Ehhh, va detto, a malincuore ma va detto: di belli come ALAIN DELON non ce n'era, non ce n'è, né ce ne sarà!
Oggi quindi una puntata speciale di questo Vostro Almanacco che, speriamo, farà felici le nostre care amiche (e, perché no?, qualche amico...) dei Mutzhi Mambo.
Noi, rosi dall'invidia e dal rancore, ci troviamo costretti a celebrare il bello dei belli, il più figo dei fighi perché, volenti o nolenti, Alain Delon è stato la faccia più celebre della gloriosa stagione dei polar, i film noir/crime in salsa d'Oltralpe, che tanto hanno influenzato il cinema Pulp a venire.
Sguardo tenebroso, volto forte e sfuggente, bellezza dannata fondata sul leggendario broncio stampato sulla faccia e su un caratterino non propriamente addomesticabile, dotato di un fascino magnetico come pochi hanno avuto prima e dopo di lui, Alain Delon è uno dei simboli del cinema francese (e non solo), una superstar davvero leggendaria negli anni '60 e '70.

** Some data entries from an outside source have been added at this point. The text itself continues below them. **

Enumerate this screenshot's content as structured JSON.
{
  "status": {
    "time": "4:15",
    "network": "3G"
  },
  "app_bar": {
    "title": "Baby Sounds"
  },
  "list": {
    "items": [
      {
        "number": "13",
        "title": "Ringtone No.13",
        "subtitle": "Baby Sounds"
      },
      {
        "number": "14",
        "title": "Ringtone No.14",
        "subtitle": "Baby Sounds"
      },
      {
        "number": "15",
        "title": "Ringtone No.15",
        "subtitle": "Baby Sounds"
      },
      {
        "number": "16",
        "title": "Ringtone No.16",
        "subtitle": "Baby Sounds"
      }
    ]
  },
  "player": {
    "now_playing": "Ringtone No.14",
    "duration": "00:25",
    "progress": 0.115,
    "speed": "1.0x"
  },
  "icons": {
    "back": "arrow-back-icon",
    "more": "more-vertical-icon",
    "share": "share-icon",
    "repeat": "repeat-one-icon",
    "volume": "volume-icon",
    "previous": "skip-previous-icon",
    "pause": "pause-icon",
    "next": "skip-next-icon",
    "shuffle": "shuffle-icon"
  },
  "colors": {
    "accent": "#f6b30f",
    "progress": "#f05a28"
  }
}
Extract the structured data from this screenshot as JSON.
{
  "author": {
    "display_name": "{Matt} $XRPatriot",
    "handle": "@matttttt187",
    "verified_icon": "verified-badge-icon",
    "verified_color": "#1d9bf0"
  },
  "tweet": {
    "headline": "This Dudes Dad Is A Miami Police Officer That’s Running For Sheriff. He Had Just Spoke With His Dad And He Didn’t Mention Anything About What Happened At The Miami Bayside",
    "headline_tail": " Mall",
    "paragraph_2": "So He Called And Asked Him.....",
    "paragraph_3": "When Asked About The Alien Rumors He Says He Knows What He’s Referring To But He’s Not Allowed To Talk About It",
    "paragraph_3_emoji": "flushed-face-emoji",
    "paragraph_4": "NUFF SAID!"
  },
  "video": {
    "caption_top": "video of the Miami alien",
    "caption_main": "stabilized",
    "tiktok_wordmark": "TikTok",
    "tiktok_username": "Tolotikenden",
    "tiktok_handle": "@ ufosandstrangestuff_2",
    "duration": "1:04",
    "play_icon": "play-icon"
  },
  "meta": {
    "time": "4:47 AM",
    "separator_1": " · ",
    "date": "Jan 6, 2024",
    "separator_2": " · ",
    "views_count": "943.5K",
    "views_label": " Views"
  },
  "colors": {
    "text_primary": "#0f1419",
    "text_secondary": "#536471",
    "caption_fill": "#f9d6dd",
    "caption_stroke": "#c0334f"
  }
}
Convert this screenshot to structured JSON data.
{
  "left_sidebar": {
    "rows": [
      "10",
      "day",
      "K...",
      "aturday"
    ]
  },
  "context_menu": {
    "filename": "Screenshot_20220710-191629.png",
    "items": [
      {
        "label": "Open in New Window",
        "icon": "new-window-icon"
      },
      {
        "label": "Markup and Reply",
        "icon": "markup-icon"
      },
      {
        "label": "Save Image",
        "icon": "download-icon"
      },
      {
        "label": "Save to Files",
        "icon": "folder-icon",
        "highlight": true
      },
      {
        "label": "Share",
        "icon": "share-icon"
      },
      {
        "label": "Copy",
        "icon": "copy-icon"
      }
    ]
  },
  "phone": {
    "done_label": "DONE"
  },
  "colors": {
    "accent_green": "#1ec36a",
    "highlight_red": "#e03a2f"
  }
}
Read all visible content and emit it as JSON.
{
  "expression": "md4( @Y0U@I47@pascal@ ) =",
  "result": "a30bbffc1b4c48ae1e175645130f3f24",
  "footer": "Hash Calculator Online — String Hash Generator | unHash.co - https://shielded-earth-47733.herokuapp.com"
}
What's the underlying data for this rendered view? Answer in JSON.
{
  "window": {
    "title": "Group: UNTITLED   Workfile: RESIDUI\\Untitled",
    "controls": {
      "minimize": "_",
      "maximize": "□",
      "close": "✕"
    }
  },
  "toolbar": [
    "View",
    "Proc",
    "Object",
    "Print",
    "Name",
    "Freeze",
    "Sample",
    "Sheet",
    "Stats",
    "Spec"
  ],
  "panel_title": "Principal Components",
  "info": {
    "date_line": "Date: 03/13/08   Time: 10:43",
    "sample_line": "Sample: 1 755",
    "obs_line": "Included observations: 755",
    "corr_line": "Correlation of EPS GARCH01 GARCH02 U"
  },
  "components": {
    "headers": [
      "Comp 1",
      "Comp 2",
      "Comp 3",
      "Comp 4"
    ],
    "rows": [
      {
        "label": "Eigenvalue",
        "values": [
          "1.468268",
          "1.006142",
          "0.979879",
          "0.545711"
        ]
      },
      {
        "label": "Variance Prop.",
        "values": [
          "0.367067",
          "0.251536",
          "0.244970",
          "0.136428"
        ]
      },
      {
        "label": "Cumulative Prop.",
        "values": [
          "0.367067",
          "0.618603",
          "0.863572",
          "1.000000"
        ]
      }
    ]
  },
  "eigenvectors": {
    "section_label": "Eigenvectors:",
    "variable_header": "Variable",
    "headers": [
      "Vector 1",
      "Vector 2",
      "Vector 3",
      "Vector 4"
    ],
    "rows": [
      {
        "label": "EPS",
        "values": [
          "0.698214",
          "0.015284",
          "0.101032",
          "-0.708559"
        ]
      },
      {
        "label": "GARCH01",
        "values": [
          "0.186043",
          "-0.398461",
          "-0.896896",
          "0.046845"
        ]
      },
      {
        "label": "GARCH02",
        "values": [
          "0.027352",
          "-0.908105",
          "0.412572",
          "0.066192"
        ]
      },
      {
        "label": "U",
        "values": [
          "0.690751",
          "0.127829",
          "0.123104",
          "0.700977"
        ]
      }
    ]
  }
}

I suoi lineamenti angelici, uniti a uno sguardo glaciale e ai modi bruschi e decisi, gli hanno permesso di specializzarsi nei classici ruoli da duro in stile hard boiled, tombeur de femmes ma dal destino sempre tragicamente segnato; comunque un antieroe romantico, sia che militasse tra le fila della malavita, sia che fosse dalla parte degli sbirri.
E questa sua ambiguità di fondo, questo suo innegabile carisma, lo ha salvato dall'essere un semplice, ennesimo belloccio prestato al mondo di celluloide
Sicuramente è stato l’attore francese più amato dal pubblico femminile (e come potrebbe essere altrimenti), ricercatissimo dai migliori registi che in lui hanno trovavato la versione europea del '"modello" James Dean, quello del giovane "sofferto" e scapestrato ma in ogni caso "di spessore".
Inoltre lo charme e la bellezza che lo hanno contraddistinto non l'hanno benedetto solo da giovane, nel corso degli anni ’60 e ’70, ma anche successivamente, quando il suo volto è diventato più maturo e reso ancora più interessante dai segni del tempo.
Va detto che non è propriamente un simpaticone: un po' troppo consapevole del suo straordinario appeal, un po' troppo francese ultranazionalista e sborone, un po' troppo figghiendrocchia, e sempre e comunque troooopo bello per riuscire a fare immedesimare la platea dei maschietti...
Ma quando si parla di Pulp, la simpatia, si sa, va messa da parte...
Alain Delon nasce a Sceaux, nella regione dell'Île-de-France, l'8 novembre del 1935.
In famiglia non c'è un bel clima e l'infanzia del piccolo Alain trascorre infelice, segnata dalla separazione dei genitori quando ha appena quattro anni.
Mandato in un collegio di suore, il piccolo Alain si rivela una piccola peste: viene più volte espulso da scuola ed è costretto a cambiare diversi istituti.
A quattordici anni, ormai insofferente per gli studi, lascia la scuola e si mette a fare il macellaio nella bottega del nuovo compagno della madre.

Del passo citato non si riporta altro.